Reputation: 2551
So I've upgraded an app I'm working on to rails 5.2 and it's crashing on Heroku. I think it's because I don't have a master.key file in my /config folder. I still have the secrets.yml file from the previous rails version. What do I have to do to resolve this issue? Thanks!
error in heroku logs:
2019-01-28T21:07:46.922561+00:00 app[web.1]: /app/vendor/bundle/ruby/2.5.0/gems/aws-sdk-s3-1.30.1/lib/aws-sdk-s3/bucket.rb:684:in `extract_name': Cannot load `Rails.config.active_storage.service`: (ArgumentError)
2019-01-28T21:07:46.922573+00:00 app[web.1]: missing required option :name
Upvotes: 4
Views: 9130
Reputation: 1097
You have to generate master.key and credentials.yml.enc. To do this, just run the command:
run EDITOR=vim rails credentials:edit
(As editor you can use something else, for example atom or nano).
In opening editor, you can type credentials, and save it. Rails use master.key to encrypt credentials. More you can find here: https://medium.com/cedarcode/rails-5-2-credentials-9b3324851336
To make encrypted credentials work on Heroku, you can copy key from master.key and use it to set up RAILS_MASTER_KEY
environemnt variable. You can achieve this by Heroku Dashboard or Heroku CLI, as below:
$ heroku config:set RAILS_MASTER_KEY=`cat config/master.key`
Upvotes: 6
Reputation: 636
You'll be able to generate master.key file by using following command:
$ EDITOR=vim rails credentials:edit
It's sample output will be as follows:
Adding config/master.key to store the master encryption key: <YOUR_MASTER_KEY>
Save this in a password manager your team can access.

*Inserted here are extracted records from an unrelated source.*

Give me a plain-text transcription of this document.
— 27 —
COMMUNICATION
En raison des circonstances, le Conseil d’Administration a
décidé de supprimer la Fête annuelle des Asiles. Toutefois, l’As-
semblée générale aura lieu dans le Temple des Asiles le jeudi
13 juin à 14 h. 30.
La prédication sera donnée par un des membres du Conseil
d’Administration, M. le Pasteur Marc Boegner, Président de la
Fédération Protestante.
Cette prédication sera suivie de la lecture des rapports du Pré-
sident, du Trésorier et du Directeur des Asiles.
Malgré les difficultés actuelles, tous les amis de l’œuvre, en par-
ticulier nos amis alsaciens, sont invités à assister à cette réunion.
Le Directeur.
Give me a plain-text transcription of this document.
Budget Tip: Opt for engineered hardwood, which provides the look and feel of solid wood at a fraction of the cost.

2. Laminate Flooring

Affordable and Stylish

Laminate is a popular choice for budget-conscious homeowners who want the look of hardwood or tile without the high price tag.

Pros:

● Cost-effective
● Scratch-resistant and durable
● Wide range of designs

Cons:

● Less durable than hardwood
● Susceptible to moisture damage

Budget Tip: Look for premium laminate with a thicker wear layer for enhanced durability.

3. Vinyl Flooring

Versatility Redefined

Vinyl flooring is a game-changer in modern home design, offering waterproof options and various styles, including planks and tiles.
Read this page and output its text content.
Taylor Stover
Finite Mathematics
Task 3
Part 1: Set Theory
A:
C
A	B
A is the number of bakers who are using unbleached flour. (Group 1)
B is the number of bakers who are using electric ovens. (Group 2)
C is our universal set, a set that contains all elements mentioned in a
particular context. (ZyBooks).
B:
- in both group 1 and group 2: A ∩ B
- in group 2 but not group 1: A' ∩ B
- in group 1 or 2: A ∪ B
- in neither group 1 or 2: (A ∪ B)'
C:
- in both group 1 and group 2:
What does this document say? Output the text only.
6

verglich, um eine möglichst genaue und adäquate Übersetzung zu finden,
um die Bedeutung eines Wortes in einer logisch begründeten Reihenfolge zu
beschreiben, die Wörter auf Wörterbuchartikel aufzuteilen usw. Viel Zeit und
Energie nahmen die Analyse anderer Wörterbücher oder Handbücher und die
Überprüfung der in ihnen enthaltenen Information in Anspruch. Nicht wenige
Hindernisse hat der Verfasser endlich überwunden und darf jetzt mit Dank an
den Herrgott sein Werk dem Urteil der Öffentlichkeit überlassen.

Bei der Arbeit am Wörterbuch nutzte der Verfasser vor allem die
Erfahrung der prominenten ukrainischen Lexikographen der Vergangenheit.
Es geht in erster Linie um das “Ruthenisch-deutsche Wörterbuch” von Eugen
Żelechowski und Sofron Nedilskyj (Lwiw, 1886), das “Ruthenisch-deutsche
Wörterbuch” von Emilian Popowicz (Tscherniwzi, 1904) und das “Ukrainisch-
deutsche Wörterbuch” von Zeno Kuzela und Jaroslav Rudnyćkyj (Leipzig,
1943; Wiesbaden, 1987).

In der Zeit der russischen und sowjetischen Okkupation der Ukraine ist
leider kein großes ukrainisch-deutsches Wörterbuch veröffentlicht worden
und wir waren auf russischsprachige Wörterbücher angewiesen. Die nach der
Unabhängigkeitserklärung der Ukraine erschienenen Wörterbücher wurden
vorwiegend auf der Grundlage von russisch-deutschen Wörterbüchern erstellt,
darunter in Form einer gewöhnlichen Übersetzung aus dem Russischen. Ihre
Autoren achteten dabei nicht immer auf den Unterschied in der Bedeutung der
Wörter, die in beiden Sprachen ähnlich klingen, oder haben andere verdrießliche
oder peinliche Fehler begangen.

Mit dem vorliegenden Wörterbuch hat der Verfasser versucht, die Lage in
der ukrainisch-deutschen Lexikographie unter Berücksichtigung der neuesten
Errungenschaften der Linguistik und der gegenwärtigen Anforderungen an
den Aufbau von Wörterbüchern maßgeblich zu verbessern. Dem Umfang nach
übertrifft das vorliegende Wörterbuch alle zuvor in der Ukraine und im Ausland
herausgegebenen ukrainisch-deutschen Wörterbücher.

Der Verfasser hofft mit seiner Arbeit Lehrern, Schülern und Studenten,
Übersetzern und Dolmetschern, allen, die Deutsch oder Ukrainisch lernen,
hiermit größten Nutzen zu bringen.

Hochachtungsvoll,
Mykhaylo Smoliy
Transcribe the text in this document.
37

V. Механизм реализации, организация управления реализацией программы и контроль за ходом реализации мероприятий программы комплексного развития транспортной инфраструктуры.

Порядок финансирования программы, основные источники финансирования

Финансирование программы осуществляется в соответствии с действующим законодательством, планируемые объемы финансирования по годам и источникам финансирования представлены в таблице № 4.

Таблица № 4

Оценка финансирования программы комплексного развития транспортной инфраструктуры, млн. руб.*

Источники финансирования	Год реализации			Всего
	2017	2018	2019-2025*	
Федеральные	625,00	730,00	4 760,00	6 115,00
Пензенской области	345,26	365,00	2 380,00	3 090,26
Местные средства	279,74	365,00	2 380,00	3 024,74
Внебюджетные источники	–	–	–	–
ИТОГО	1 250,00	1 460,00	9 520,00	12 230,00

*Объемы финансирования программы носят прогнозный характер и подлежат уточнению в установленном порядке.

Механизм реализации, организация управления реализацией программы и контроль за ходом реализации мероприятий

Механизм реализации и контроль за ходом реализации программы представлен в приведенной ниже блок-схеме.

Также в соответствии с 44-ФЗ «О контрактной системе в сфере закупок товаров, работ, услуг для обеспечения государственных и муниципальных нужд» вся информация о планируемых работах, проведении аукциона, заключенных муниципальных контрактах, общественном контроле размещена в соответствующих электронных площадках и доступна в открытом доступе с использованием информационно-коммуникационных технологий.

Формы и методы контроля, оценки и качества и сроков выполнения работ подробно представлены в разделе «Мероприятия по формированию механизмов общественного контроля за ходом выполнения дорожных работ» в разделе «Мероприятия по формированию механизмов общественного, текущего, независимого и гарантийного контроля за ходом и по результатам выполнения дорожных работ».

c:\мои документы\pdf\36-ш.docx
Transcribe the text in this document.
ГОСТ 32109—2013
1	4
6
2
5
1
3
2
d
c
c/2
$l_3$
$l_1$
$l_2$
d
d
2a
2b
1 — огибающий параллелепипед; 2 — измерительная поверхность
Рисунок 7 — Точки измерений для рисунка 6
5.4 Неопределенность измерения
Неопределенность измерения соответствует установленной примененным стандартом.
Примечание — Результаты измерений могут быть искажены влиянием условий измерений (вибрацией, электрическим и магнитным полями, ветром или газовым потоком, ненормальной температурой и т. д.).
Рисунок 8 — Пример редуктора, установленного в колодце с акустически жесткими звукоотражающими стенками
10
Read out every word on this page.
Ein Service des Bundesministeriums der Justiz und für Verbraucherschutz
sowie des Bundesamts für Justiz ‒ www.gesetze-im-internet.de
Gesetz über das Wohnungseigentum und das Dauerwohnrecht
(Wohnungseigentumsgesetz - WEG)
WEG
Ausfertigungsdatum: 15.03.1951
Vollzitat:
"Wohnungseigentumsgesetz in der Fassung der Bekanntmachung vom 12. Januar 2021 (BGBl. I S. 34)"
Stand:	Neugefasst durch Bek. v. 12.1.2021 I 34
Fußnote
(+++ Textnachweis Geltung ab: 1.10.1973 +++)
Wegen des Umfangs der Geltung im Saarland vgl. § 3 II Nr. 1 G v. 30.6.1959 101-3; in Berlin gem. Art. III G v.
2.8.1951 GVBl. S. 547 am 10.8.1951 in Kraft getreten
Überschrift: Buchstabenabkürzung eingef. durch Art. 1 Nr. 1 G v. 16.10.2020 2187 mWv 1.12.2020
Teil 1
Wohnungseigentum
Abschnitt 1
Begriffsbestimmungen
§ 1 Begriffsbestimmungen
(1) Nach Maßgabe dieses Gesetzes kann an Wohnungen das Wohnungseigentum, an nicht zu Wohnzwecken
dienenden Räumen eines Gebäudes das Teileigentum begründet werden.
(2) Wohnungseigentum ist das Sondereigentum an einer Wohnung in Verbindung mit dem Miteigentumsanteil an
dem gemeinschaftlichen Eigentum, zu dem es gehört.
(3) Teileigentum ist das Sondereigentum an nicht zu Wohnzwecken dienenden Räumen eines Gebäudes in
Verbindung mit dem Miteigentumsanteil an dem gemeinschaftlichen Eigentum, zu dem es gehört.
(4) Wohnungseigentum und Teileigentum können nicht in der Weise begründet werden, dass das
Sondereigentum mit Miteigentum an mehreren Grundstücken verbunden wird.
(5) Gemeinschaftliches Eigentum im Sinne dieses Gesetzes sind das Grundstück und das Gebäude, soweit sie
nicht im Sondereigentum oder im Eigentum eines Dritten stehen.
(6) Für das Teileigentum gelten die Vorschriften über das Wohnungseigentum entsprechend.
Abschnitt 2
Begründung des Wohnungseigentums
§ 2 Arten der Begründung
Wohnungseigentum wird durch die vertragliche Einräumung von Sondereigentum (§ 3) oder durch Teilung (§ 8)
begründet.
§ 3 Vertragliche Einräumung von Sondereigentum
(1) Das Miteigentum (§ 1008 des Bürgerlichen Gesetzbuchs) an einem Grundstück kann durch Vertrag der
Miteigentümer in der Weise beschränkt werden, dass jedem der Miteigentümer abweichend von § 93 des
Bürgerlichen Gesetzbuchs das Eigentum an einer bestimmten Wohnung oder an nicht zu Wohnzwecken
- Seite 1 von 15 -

If you lose the key, no one, including you, can access anything encrypted with it.
create config/master.key
Ignoring config/master.key so it won't end up in Git history:
append .gitignore
Please check official documentation: https://github.com/rails/rails/blob/master/railties/lib/rails/commands/credentials/USAGE
Upvotes: 0
Reputation: 3586
A couple of things. Speaking from my own personal experience, I've upgraded several Rails apps to 5.2 and I have been able to deploy to Heroku just fine without this feature. So I don't think its that necessarily.
If you could run heroku logs --tail --app <your app name>
and show us a stack trace of why your app is failing, that would definitely help.